China Mobile Ltd shares may fall in Hong Kong trading on concern the world's biggest phone company by value is deviating from its main business by considering an investment in Shanghai Pudong Development Bank Co.
"Shareholders will take this negatively," said Bertram Lai, who rates China Mobile shares "neutral" at CIMB-GK Securities in Hong Kong. "It doesn't make sense for the management to be using funds this way. They should be returning it to shareholders."
China Mobile Chairman Wang Jianzhou said Wednesday the possible investment in Pudong Bank will help the carrier build its electronic commerce business and lift earnings as mounting competition slows profit growth. The transaction would help replenish capital at the Shanghai-based lender after Chinese banks extended a record 9.59 trillion yuan ($1.4 trillion) of credit last year.
"You don't need to buy a bank to get into mobile banking. They should just stick to what they do," said Christopher Wong, a fund manager at Aberdeen Asset Management, which manages $45 billion of assets, including China Mobile shares, in the Asia excluding Japan region. "We'll be disappointed if this goes through. This is not what they do."
Pudong Bank, part-owned by Citigroup Inc, said Wednesday in a Shanghai stock exchange filing that talks on a possible investment by China Mobile are under way. Wang said a deal will lift China Mobile's earnings per share as support from a financial firm helps it expand in e-commerce, a market dominated domestically by Alibaba Group Holding Ltd.
Trading Halted
China Mobile, which had 256 billion yuan ($37.5 billion) of cash at the end of June according to its interim earnings report, may buy 2.2 billion Pudong Bank shares for 17.82 yuan apiece, Guotai Junan Securities Co. analyst Wu Yonggang wrote in a note last week, without citing anyone. That's 14 percent lower than the stock's closing price before trading was halted on Feb. 26 pending an announcement about a strategic investment.
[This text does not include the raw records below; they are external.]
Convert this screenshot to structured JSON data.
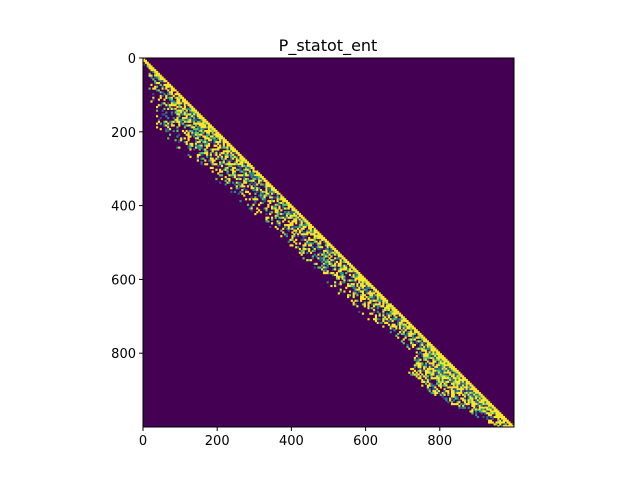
{
  "chart_data": {
    "type": "heatmap",
    "title": "P_statot_ent",
    "xlabel": "",
    "ylabel": "",
    "xlim": [
      0,
      1000
    ],
    "ylim": [
      1000,
      0
    ],
    "x_ticks": [
      0,
      200,
      400,
      600,
      800
    ],
    "y_ticks": [
      0,
      200,
      400,
      600,
      800
    ],
    "colormap": "viridis",
    "colors": {
      "background": "#440154",
      "high": "#fde725",
      "mid_teal": "#21918c",
      "mid_green": "#5ec962",
      "mid_blue": "#3b528b"
    },
    "grid": false,
    "legend": "none",
    "structure": {
      "description_of_pattern": "lower-triangular band along the main diagonal",
      "diagonal": "y = x",
      "band_width_at_row": [
        {
          "row": 0,
          "width": 5
        },
        {
          "row": 100,
          "width": 80
        },
        {
          "row": 200,
          "width": 160
        },
        {
          "row": 300,
          "width": 130
        },
        {
          "row": 400,
          "width": 120
        },
        {
          "row": 500,
          "width": 110
        },
        {
          "row": 600,
          "width": 110
        },
        {
          "row": 700,
          "width": 100
        },
        {
          "row": 800,
          "width": 60
        },
        {
          "row": 850,
          "width": 140
        },
        {
          "row": 900,
          "width": 130
        },
        {
          "row": 950,
          "width": 90
        },
        {
          "row": 1000,
          "width": 40
        }
      ]
    }
  }
}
China Mobile fell 2.4 percent to HK$74.65 ($9.60) Wednesday in Hong Kong before the company's official announcement of the talks, underperforming the benchmark Hang Seng Index for a fourth consecutive session.
The phone carrier, with a market capitalization of HK$1.5 trillion as of Wednesday, hired China International Capital Corp. as its financial adviser, two people involved in the talks said, asking not to be identified because of confidentiality agreements.